Togolese footballer (born 1947)

Othniel Dossevi (born 13 January 1947) is a Togolese former professional footballer who played as a winger and forward.

== Career ==
Dossevi started playing football in France for Tours in 1963. He was the first African to play for Paris Saint-Germain, and also scored the first PSG goal ever scored at the Parc des Princes, in a match against Red Star on 10 November 1973. Dossevi played for PSG for three seasons, and later played for Paris FC between 1975 and 1977. From 1977 to 1978, he was a player at Senegalese club Jeanne d'Arc, but from 1978 to 1980, he was executive director at the club. In 1980, Dossevi returned to France to play amateur football with Pithiviers and Avion before retiring in 1982.

Dossevi never played for the Togo national team due to his opposition to Togolese dictator Gnassingbé Eyadéma. He has stated: "I would not have been able to play for the team of a man who reigned over Togo from 1967 until his death in 2005, who stole and killed people and who did not envisage democracy.
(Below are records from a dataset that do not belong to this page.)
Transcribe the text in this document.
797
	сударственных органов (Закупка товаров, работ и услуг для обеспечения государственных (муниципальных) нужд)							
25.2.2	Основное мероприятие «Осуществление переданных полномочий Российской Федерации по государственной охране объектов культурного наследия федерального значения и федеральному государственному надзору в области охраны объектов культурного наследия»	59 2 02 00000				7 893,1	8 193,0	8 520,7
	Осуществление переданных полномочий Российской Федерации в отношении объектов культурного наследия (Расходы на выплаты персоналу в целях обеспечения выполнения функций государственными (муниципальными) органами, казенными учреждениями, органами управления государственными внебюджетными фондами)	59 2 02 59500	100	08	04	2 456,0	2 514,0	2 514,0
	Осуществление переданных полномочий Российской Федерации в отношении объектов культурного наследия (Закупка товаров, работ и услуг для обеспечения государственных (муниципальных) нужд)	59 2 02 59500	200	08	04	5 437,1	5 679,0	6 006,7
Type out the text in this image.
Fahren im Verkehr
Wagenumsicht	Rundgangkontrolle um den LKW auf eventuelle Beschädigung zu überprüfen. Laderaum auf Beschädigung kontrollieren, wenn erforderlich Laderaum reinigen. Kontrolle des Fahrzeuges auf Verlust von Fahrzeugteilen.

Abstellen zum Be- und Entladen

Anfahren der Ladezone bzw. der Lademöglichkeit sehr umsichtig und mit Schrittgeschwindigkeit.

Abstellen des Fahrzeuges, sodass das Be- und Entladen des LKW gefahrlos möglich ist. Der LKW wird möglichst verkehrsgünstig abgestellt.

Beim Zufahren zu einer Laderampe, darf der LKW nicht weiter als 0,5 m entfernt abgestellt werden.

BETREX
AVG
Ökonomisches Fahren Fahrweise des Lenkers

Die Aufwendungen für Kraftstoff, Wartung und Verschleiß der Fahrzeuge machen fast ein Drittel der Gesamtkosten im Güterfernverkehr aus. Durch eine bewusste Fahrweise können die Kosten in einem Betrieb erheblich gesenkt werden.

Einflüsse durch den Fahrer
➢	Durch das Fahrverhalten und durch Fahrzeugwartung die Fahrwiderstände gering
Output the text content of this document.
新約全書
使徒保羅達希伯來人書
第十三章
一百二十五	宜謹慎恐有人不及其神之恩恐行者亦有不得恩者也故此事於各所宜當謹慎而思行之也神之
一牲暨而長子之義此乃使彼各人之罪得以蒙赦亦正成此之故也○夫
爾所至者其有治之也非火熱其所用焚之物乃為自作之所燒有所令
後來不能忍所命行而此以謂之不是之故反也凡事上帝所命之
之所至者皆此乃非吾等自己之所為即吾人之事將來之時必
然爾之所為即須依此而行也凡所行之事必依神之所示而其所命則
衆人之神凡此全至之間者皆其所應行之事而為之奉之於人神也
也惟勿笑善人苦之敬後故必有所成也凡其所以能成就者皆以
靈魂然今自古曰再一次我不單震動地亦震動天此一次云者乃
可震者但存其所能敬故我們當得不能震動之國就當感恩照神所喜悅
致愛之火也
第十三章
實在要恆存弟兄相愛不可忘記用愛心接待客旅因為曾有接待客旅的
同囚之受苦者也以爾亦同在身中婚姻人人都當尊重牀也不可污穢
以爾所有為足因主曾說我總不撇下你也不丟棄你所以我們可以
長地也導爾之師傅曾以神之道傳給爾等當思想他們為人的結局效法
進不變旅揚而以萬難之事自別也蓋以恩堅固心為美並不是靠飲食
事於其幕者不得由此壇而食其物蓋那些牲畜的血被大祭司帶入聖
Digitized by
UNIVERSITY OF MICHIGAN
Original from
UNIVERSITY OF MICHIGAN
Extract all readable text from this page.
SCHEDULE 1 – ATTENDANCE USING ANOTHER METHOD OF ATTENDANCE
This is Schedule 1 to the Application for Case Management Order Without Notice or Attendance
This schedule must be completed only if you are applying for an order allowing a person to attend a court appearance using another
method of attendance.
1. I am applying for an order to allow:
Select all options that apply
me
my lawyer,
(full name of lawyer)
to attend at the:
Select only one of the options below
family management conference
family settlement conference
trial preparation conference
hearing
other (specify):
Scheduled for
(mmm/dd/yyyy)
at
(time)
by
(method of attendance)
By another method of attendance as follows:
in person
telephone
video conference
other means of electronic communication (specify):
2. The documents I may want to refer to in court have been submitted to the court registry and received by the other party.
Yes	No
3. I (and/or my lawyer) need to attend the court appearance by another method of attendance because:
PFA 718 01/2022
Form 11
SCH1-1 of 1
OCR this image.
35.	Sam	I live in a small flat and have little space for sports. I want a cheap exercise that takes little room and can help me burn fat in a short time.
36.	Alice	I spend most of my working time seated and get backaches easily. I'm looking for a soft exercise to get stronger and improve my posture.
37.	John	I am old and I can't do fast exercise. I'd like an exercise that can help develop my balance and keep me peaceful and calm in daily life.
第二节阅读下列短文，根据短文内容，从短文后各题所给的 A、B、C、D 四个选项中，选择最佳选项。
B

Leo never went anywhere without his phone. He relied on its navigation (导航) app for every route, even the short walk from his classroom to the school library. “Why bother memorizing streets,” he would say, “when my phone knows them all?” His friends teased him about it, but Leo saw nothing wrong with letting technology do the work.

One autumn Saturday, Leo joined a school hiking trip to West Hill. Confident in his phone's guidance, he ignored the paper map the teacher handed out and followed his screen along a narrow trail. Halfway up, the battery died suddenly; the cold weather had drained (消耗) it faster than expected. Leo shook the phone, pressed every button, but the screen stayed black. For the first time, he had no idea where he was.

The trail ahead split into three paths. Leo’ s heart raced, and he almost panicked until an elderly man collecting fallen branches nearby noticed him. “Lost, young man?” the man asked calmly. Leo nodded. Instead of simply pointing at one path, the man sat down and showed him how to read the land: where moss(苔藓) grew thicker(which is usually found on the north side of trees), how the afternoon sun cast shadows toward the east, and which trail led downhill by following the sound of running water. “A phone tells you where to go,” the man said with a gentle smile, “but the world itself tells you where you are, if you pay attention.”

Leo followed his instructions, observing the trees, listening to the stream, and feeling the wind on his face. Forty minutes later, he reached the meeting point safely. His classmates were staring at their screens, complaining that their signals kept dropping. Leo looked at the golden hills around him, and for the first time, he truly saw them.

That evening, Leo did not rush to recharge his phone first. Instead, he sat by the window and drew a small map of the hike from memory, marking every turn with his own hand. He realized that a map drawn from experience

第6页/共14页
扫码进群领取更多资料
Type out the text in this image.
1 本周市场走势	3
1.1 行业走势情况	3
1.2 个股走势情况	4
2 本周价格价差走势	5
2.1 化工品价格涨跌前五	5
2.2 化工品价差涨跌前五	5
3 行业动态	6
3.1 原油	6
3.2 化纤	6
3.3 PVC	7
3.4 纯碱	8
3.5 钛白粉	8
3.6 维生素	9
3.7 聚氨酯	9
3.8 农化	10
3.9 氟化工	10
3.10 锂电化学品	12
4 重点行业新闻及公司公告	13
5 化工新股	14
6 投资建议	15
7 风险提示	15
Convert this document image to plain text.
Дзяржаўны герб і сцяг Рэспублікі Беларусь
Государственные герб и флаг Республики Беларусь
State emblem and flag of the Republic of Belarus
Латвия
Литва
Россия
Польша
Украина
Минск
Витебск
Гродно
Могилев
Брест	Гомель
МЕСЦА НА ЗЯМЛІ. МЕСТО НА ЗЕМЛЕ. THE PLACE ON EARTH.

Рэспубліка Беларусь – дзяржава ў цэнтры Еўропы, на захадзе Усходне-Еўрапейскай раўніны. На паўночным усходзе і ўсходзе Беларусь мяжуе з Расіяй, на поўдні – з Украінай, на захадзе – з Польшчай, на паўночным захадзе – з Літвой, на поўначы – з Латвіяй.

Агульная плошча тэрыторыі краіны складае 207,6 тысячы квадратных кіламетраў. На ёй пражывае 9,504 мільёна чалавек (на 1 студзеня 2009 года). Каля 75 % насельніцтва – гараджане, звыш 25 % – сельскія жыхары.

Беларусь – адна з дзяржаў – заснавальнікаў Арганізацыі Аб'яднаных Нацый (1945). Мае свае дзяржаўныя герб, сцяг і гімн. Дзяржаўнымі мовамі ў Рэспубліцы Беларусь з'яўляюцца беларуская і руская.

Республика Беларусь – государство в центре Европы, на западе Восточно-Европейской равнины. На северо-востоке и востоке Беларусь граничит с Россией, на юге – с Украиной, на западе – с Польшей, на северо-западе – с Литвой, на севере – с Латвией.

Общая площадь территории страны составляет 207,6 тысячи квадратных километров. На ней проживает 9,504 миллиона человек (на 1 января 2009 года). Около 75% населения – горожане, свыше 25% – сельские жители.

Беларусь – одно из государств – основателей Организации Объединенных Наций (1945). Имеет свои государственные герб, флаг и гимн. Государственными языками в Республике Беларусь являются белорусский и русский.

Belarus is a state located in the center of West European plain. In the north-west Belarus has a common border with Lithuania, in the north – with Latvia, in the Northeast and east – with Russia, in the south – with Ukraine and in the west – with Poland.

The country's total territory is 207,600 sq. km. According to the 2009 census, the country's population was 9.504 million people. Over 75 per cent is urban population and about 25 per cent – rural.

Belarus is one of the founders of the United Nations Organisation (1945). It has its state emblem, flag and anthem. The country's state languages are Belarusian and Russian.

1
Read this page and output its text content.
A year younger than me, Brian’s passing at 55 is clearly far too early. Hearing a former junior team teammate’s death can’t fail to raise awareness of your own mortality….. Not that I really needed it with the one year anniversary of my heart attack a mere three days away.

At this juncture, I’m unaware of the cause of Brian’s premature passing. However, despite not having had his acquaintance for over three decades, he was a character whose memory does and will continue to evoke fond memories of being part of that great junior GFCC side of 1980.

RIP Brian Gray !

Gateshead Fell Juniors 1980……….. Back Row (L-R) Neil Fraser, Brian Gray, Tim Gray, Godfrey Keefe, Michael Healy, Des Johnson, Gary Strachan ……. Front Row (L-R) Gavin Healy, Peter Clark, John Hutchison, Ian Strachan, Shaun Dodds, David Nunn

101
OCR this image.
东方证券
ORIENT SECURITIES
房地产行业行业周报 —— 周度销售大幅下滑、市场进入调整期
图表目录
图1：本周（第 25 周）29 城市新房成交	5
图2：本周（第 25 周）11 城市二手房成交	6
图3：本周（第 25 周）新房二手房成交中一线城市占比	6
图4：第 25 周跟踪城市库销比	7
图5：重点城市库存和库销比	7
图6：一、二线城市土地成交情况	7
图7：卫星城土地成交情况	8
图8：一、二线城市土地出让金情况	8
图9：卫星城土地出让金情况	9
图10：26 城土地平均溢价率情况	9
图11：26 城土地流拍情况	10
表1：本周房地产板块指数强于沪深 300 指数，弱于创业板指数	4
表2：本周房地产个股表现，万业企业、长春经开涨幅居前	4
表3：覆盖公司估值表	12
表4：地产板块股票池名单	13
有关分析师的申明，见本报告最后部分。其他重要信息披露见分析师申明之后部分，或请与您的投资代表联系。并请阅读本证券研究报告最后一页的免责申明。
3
But [not having represented Togo] it is a great regret."

==Personal life==
Dossevi was born in Lomé, French Togoland, He moved to Tours, France in 1963, and later became a naturalized French citizen. After retiring from football, he worked as a French, Greek, Latin, and literature teacher at the Lycée Camille-Jullian in Bordeaux. Dossevi's brother Pierre-Antoine is a retired footballer and his nephews Thomas and Mathieu are also footballers. Othniel's children, Damiel and Narayane, are also athletes.

On 21 July 2020, before the kick-off of a friendly match between PSG and Celtic at the Parc des Princes, Dossevi was handed a 2020–21 Paris Saint-Germain home shirt with his name on it, and took part in PSG TV's pre-match build-up. He also gave the ceremonial kick-off of the match. The club had organized this to commemorate 50 years of PSG, and Dossevi was honoured for being the first African player and the first goal-scorer of the club at the Parc des Princes.